Talking about Wicked Game and writing with a male pseudonym to BOOKSBYWOMEN.ORG 'I sensed that to write a blood and guts, spy thriller with a male protagonist and write it with a first person narrative was definitely going to push certain 'you can't do that' buttons. The task was especially tricky because my main protagonist is an assassin, a man of moral ambiguity, (even if he screeches to a halt in the opening scene and questions his morality and reason for living.) I knew that I wasn't just about to push a button; I was going to enter the 'we'll never sell you as a woman' arena.'

Some answers given to questions I've been asked about Wicked Game

Why write with a male pseudonym?:

Rightly or wrongly, there is a perception that women cannot write convincingly and authentically about guns, weapons, biological, or otherwise, explosions, flying in helicopters, tearing off on motorbikes and security service issues - unless of course you happen to have been an intelligence officer.

And, while there is long tradition of female writers creating male detectives - P.D. James and Adam Dalgleish - how many female writers do you know who have male action adventure heroes as their main leads? Hence, I reckoned, that if I couldn't beat my male counterparts, I'd join them.

How do you create characters?

I should make it clear that I don't know any assassins, or at least I don't think I do! Hex was a composite. I'm a news junkie. It started off, as often occurs, with a newspaper snippet about a banker who 'accidentally jumped' to his death in Shanghai.

Immediately, I wondered what kind of guy would push him? Was it someone paid to do it, greed his primary motivation, or because killing turned him on?

A few years ago, I spent an evening at the headquarters where firearms officers, MOD, security service personnel, foreign and national, and the SAS train so I decided to draw on that experience. I've only ever shot someone in a simulated incident but my physical and mental reaction to it took me entirely by surprise. This is the element that I always bear in mind when writing Hex.

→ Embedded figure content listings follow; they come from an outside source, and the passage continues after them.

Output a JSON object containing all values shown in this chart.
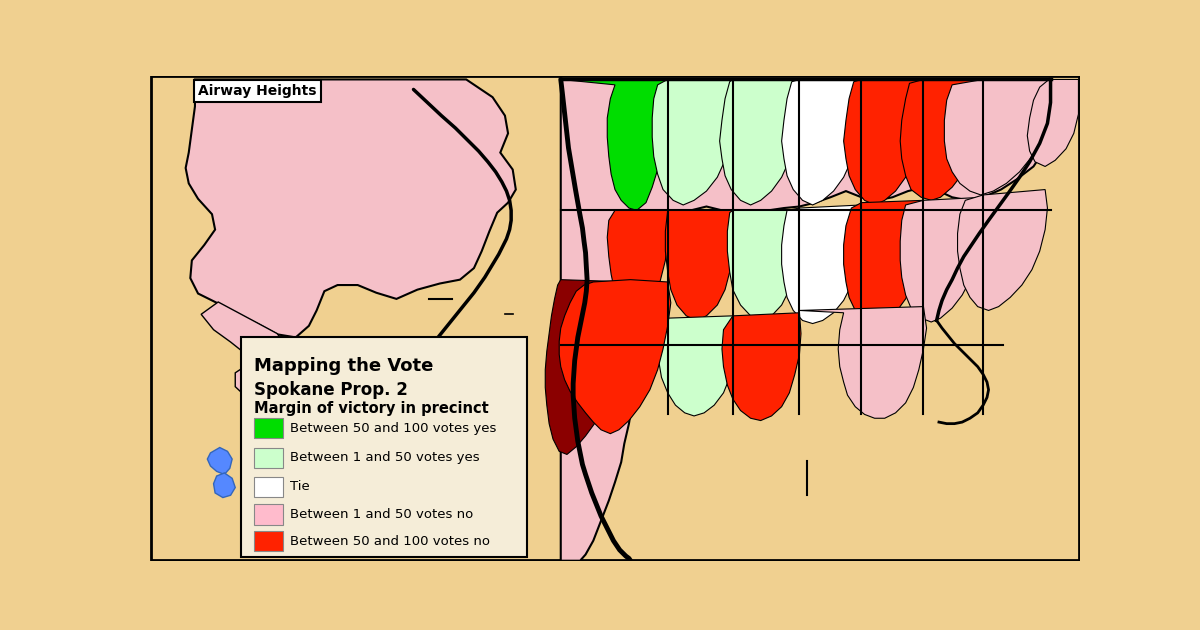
{
  "background_color": "#f0d090",
  "legend_bg": "#f5edd8",
  "airway_heights_label": "Airway Heights",
  "legend_title1": "Mapping the Vote",
  "legend_title2": "Spokane Prop. 2",
  "legend_subtitle": "Margin of victory in precinct",
  "legend_items": [
    {
      "color": "#00dd00",
      "label": "Between 50 and 100 votes yes"
    },
    {
      "color": "#ccffcc",
      "label": "Between 1 and 50 votes yes"
    },
    {
      "color": "#ffffff",
      "label": "Tie"
    },
    {
      "color": "#ffbbcc",
      "label": "Between 1 and 50 votes no"
    },
    {
      "color": "#ff2200",
      "label": "Between 50 and 100 votes no"
    }
  ],
  "figsize": [
    12.0,
    6.3
  ],
  "dpi": 100
}
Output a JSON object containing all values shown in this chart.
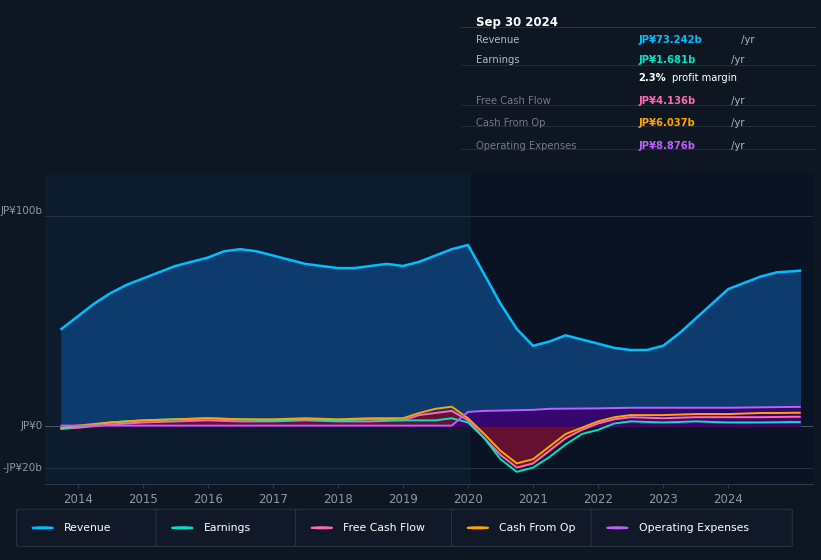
{
  "bg_color": "#0e1621",
  "plot_bg": "#0d1b2e",
  "title": "Sep 30 2024",
  "info_rows": [
    {
      "label": "Revenue",
      "value": "JP¥73.242b /yr",
      "value_color": "#00bfff"
    },
    {
      "label": "Earnings",
      "value": "JP¥1.681b /yr",
      "value_color": "#00e5c8"
    },
    {
      "label": "",
      "value": "2.3% profit margin",
      "value_color": "#ffffff"
    },
    {
      "label": "Free Cash Flow",
      "value": "JP¥4.136b /yr",
      "value_color": "#ff69b4"
    },
    {
      "label": "Cash From Op",
      "value": "JP¥6.037b /yr",
      "value_color": "#ffa500"
    },
    {
      "label": "Operating Expenses",
      "value": "JP¥8.876b /yr",
      "value_color": "#bf5fff"
    }
  ],
  "ylabel_top": "JP¥100b",
  "ylabel_zero": "JP¥0",
  "ylabel_bottom": "-JP¥20b",
  "xlim": [
    2013.5,
    2025.3
  ],
  "ylim": [
    -28,
    120
  ],
  "xticks": [
    2014,
    2015,
    2016,
    2017,
    2018,
    2019,
    2020,
    2021,
    2022,
    2023,
    2024
  ],
  "revenue_x": [
    2013.75,
    2014.0,
    2014.25,
    2014.5,
    2014.75,
    2015.0,
    2015.25,
    2015.5,
    2015.75,
    2016.0,
    2016.25,
    2016.5,
    2016.75,
    2017.0,
    2017.25,
    2017.5,
    2017.75,
    2018.0,
    2018.25,
    2018.5,
    2018.75,
    2019.0,
    2019.25,
    2019.5,
    2019.75,
    2020.0,
    2020.25,
    2020.5,
    2020.75,
    2021.0,
    2021.25,
    2021.5,
    2021.75,
    2022.0,
    2022.25,
    2022.5,
    2022.75,
    2023.0,
    2023.25,
    2023.5,
    2023.75,
    2024.0,
    2024.25,
    2024.5,
    2024.75,
    2025.0,
    2025.1
  ],
  "revenue_y": [
    46,
    52,
    58,
    63,
    67,
    70,
    73,
    76,
    78,
    80,
    83,
    84,
    83,
    81,
    79,
    77,
    76,
    75,
    75,
    76,
    77,
    76,
    78,
    81,
    84,
    86,
    72,
    58,
    46,
    38,
    40,
    43,
    41,
    39,
    37,
    36,
    36,
    38,
    44,
    51,
    58,
    65,
    68,
    71,
    73,
    73.5,
    73.8
  ],
  "earnings_x": [
    2013.75,
    2014.0,
    2014.5,
    2015.0,
    2015.5,
    2016.0,
    2016.5,
    2017.0,
    2017.5,
    2018.0,
    2018.5,
    2019.0,
    2019.5,
    2019.75,
    2020.0,
    2020.25,
    2020.5,
    2020.75,
    2021.0,
    2021.25,
    2021.5,
    2021.75,
    2022.0,
    2022.25,
    2022.5,
    2023.0,
    2023.5,
    2024.0,
    2024.5,
    2024.75,
    2025.0,
    2025.1
  ],
  "earnings_y": [
    -1.5,
    -0.5,
    1.5,
    2.5,
    3,
    3.5,
    3,
    2.5,
    3,
    2.5,
    3,
    2.5,
    2.5,
    3.5,
    1.5,
    -6,
    -16,
    -22,
    -20,
    -15,
    -9,
    -4,
    -2,
    1,
    2,
    1.5,
    2,
    1.5,
    1.5,
    1.6,
    1.7,
    1.7
  ],
  "fcf_x": [
    2013.75,
    2014.0,
    2014.5,
    2015.0,
    2015.5,
    2016.0,
    2016.5,
    2017.0,
    2017.5,
    2018.0,
    2018.5,
    2019.0,
    2019.25,
    2019.5,
    2019.75,
    2020.0,
    2020.25,
    2020.5,
    2020.75,
    2021.0,
    2021.25,
    2021.5,
    2021.75,
    2022.0,
    2022.25,
    2022.5,
    2023.0,
    2023.5,
    2024.0,
    2024.5,
    2024.75,
    2025.0,
    2025.1
  ],
  "fcf_y": [
    -1.5,
    -1,
    0.5,
    1.5,
    2,
    2.5,
    2,
    2,
    2.5,
    2,
    2,
    2.5,
    5,
    6,
    7,
    2.5,
    -6,
    -14,
    -20,
    -18,
    -12,
    -6,
    -2,
    1,
    3,
    4,
    3.5,
    4,
    4,
    4,
    4.1,
    4.2,
    4.2
  ],
  "cop_x": [
    2013.75,
    2014.0,
    2014.5,
    2015.0,
    2015.5,
    2016.0,
    2016.5,
    2017.0,
    2017.5,
    2018.0,
    2018.5,
    2019.0,
    2019.25,
    2019.5,
    2019.75,
    2020.0,
    2020.25,
    2020.5,
    2020.75,
    2021.0,
    2021.25,
    2021.5,
    2021.75,
    2022.0,
    2022.25,
    2022.5,
    2023.0,
    2023.5,
    2024.0,
    2024.5,
    2024.75,
    2025.0,
    2025.1
  ],
  "cop_y": [
    -1,
    0,
    1.5,
    2.5,
    3,
    3.5,
    3,
    3,
    3.5,
    3,
    3.5,
    3.5,
    6,
    8,
    9,
    3.5,
    -4,
    -12,
    -18,
    -16,
    -10,
    -4,
    -1,
    2,
    4,
    5,
    5,
    5.5,
    5.5,
    6,
    6,
    6.1,
    6.1
  ],
  "opex_x": [
    2013.75,
    2014.0,
    2015.0,
    2016.0,
    2017.0,
    2018.0,
    2019.0,
    2019.75,
    2020.0,
    2020.25,
    2021.0,
    2021.25,
    2022.0,
    2022.5,
    2023.0,
    2023.5,
    2024.0,
    2024.5,
    2024.75,
    2025.0,
    2025.1
  ],
  "opex_y": [
    0,
    0,
    0,
    0,
    0,
    0,
    0,
    0,
    6.5,
    7,
    7.5,
    8,
    8.2,
    8.5,
    8.5,
    8.5,
    8.5,
    8.7,
    8.8,
    8.9,
    8.9
  ],
  "legend_items": [
    {
      "label": "Revenue",
      "color": "#00bfff"
    },
    {
      "label": "Earnings",
      "color": "#00e5c8"
    },
    {
      "label": "Free Cash Flow",
      "color": "#ff69b4"
    },
    {
      "label": "Cash From Op",
      "color": "#ffa500"
    },
    {
      "label": "Operating Expenses",
      "color": "#bf5fff"
    }
  ],
  "dark_overlay_x": 2020.05,
  "revenue_color": "#00bfff",
  "revenue_fill": "#0d3b6e",
  "fcf_fill": "#6b1030",
  "opex_fill": "#3b0070",
  "earnings_color": "#00e5c8",
  "fcf_color": "#ff69b4",
  "cop_color": "#ffa500",
  "opex_color": "#bf5fff"
}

My big challenge was how to make a bad guy a decent man - hence the volte-face in the first chapter. Next, I had to sort out a story for him to really get his hooks into. Around the same time, I discovered a book about the death of Dr David Kelly - and found out, to my astonishment, that attempts had been made to create ethnic specific bio-weapons during the 1980?s in South Africa. Horrified, I decided to use it to enable Hex to have a noble cause: the prevention of such a weapon being used.

What's the Appeal of thrillers?

We all like to be scared. It's in our genes as evidenced by the increase in popularity of extreme sports. At least you don't have to be young and fit to read and be frightened to death in print. Our terror, these days, comes from job insecurity, not enough money, the fear of losing our looks and growing old in a society that prizes youth and health and immortality. By reading about the sharp end of life, we can tap into something elemental and get a vicarious kick out of it without suffering the consequences.